Погасли подвешенные тут и там фонари, однако темнее в забое не
стало. Воздух словно наполнился мириадами светящихся огоньков.
Слабых в отдельности, но вместе – сливающихся в
голубовато-призрачное сияние, проникающее в каждую выемку и каждую
нишу, лишающее теней каждый выступ.
Слева и справа сияние сгущалось в туман. Его клубы источали
неприятный для глаз синий свет, заставляющий болезненно щуриться
или вообще – отворачиваться.
Всеобщее замешательство длилось секунд пятнадцать, пока кто-то,
наконец, не решился озвучить:
- Синяя дурь!
Ещё секунда ушла на осознание очевидного.
- Ой, мляяяя…
- Попали…
- Трындец…
О «синей дури» на руднике не слышал только ленивый, но, что она
из себя представляет, никто толком не знал. Большинство из тех, кто
с ней сталкивался, уже ничего не могли рассказать. А те, кто могли,
с шахтерами не общались, но, по слухам, все они умерли в ужасных
мучениях. Достоверно известно было одно: «синяя дурь» – самое
страшное, что только может случиться в подземных выработках. Она не
просто смертельна. Она и есть смерть.
При первых же признаках её появления – сверхвысокой концентрации
сквирона и мощном электромагнитном импульсе, горный участок
мгновенно перекрывался и обесточивался. Карантин длился месяц.
Считалось, что тридцати дней достаточно, чтобы «дурь» полностью
выветрилась. Из выработок откачивалась вода, штреки и просеки
несколько дней продувались мощными потоками воздуха, затем
карантинный участок обследовали специалисты компании. Попавших под
прямой выброс, как правило, не находили. Если кто и спасался, то их
тела чаще всего обнаруживали на верхних уровнях, вдали от опасных
мест, а ген «живучести» в трупах отсутствовал. В первые дни после
выброса эти несчастные ещё звонили диспетчеру по проводным
аппаратам, используя аварийные аккумуляторы и подключаясь с их
помощью к линиям связи, но примерно через неделю звонки
прекращались. У «выживших» просто заканчивались энергия, пища и
способности к регенерации. Спасти их никто не пытался…

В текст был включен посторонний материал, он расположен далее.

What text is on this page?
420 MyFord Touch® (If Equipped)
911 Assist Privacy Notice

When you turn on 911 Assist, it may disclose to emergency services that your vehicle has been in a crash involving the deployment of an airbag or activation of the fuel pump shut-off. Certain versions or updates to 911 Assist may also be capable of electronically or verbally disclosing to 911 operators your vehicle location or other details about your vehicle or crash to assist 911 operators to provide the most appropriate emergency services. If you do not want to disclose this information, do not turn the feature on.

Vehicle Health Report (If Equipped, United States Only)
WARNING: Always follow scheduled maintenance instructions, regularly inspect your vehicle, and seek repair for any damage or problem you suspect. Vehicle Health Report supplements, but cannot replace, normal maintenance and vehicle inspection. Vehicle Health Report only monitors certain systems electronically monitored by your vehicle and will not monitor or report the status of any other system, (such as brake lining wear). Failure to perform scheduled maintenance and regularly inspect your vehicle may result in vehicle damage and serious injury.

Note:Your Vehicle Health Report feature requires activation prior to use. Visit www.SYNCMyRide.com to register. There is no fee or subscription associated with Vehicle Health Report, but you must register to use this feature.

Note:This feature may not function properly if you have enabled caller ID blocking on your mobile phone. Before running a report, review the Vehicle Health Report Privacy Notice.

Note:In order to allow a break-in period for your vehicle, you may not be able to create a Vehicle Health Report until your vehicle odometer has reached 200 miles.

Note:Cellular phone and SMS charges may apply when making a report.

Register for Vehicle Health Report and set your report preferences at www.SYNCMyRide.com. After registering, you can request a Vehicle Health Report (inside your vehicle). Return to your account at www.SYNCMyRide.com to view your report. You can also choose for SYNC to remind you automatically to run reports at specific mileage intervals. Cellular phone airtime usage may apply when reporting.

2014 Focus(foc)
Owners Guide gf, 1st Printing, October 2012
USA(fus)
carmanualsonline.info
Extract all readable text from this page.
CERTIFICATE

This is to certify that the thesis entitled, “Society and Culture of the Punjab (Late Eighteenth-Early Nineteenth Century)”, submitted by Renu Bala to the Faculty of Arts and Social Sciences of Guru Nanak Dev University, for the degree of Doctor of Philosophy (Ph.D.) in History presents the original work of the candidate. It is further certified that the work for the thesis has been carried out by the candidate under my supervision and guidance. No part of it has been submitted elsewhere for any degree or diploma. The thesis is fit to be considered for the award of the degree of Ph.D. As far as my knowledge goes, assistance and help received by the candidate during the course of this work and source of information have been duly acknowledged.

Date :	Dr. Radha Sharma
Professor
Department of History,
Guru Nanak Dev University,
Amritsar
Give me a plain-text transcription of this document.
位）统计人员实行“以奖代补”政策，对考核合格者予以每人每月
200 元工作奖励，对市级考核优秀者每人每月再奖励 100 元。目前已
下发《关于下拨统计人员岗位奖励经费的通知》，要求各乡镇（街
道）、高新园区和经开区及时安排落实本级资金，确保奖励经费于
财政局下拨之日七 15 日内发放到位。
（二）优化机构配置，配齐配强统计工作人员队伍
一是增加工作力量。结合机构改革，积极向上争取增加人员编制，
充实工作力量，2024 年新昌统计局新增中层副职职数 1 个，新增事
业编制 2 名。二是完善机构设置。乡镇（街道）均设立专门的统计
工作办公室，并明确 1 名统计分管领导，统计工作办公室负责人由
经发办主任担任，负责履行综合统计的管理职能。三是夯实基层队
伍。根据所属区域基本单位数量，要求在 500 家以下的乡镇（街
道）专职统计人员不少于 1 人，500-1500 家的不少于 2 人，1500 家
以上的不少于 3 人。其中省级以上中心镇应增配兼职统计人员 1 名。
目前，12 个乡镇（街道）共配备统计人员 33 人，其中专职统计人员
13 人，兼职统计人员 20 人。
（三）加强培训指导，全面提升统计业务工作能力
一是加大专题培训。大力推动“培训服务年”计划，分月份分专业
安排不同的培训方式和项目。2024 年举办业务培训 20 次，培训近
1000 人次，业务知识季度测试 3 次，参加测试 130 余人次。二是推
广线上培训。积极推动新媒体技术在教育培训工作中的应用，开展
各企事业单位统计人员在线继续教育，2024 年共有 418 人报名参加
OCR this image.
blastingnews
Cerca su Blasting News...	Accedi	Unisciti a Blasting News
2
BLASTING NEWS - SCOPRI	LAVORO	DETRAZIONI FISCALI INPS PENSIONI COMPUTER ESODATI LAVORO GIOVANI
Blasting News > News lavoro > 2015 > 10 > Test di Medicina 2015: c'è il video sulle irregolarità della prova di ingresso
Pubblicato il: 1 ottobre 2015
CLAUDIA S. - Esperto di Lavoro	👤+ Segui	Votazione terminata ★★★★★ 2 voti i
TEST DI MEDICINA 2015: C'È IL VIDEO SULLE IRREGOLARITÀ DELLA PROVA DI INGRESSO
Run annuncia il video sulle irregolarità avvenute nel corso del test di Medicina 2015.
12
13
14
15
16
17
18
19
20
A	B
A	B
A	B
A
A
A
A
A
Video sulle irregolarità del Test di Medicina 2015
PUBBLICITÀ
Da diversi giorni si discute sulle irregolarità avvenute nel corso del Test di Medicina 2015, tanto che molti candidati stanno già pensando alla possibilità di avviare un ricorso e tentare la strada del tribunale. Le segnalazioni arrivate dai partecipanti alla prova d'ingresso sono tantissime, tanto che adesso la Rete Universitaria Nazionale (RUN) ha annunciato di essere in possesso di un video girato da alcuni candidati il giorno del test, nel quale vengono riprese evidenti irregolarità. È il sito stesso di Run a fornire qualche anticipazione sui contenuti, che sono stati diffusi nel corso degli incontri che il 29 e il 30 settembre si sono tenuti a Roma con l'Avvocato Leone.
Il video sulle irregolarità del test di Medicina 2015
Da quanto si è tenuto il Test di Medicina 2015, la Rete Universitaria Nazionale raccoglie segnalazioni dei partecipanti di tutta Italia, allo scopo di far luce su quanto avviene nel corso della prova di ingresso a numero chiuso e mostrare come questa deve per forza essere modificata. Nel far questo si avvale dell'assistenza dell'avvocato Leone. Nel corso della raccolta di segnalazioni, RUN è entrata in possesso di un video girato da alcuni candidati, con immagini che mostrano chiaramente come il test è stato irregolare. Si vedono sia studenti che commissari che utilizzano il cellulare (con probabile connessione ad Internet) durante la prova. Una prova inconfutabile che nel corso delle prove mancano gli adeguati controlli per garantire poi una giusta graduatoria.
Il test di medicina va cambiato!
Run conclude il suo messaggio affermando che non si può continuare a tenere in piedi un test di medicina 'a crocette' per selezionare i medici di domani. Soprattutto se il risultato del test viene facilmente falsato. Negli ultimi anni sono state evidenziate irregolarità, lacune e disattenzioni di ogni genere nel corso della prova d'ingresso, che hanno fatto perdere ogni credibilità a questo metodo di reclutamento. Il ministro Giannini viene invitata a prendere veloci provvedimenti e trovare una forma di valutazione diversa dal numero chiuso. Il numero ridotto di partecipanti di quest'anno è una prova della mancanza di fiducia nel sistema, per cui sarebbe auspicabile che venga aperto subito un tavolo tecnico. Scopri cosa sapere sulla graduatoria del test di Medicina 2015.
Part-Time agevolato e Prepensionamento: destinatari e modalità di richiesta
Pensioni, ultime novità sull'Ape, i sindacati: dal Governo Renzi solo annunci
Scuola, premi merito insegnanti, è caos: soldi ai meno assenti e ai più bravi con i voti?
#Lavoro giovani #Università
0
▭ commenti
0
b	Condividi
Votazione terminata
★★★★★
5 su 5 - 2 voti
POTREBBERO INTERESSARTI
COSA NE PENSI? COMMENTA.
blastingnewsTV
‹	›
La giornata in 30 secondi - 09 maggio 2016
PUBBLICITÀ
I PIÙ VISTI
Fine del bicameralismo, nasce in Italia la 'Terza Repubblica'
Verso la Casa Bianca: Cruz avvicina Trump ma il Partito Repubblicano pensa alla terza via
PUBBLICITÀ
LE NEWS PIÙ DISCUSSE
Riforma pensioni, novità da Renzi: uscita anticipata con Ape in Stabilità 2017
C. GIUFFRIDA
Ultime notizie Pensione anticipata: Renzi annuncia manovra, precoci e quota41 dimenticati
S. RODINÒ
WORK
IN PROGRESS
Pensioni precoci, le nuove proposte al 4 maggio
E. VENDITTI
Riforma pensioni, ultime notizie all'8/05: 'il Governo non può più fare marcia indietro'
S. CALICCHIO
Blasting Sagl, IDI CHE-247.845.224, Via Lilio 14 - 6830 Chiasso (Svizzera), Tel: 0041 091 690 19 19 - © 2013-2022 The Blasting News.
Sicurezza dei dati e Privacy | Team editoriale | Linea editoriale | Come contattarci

- А ну, тихо, б… ! Я сказал! – Дед вновь поднял руку и сжал
кулак, словно кому-то грозил.
Вольно или невольно, его послушалось. Видимо, просто
почувствовали: он здесь не только самый опытный, но и самый
информированный, и знает о «дури» то, что не знают другие. А может
и вовсе – сталкивался с ней когда-то «лицом к лицу».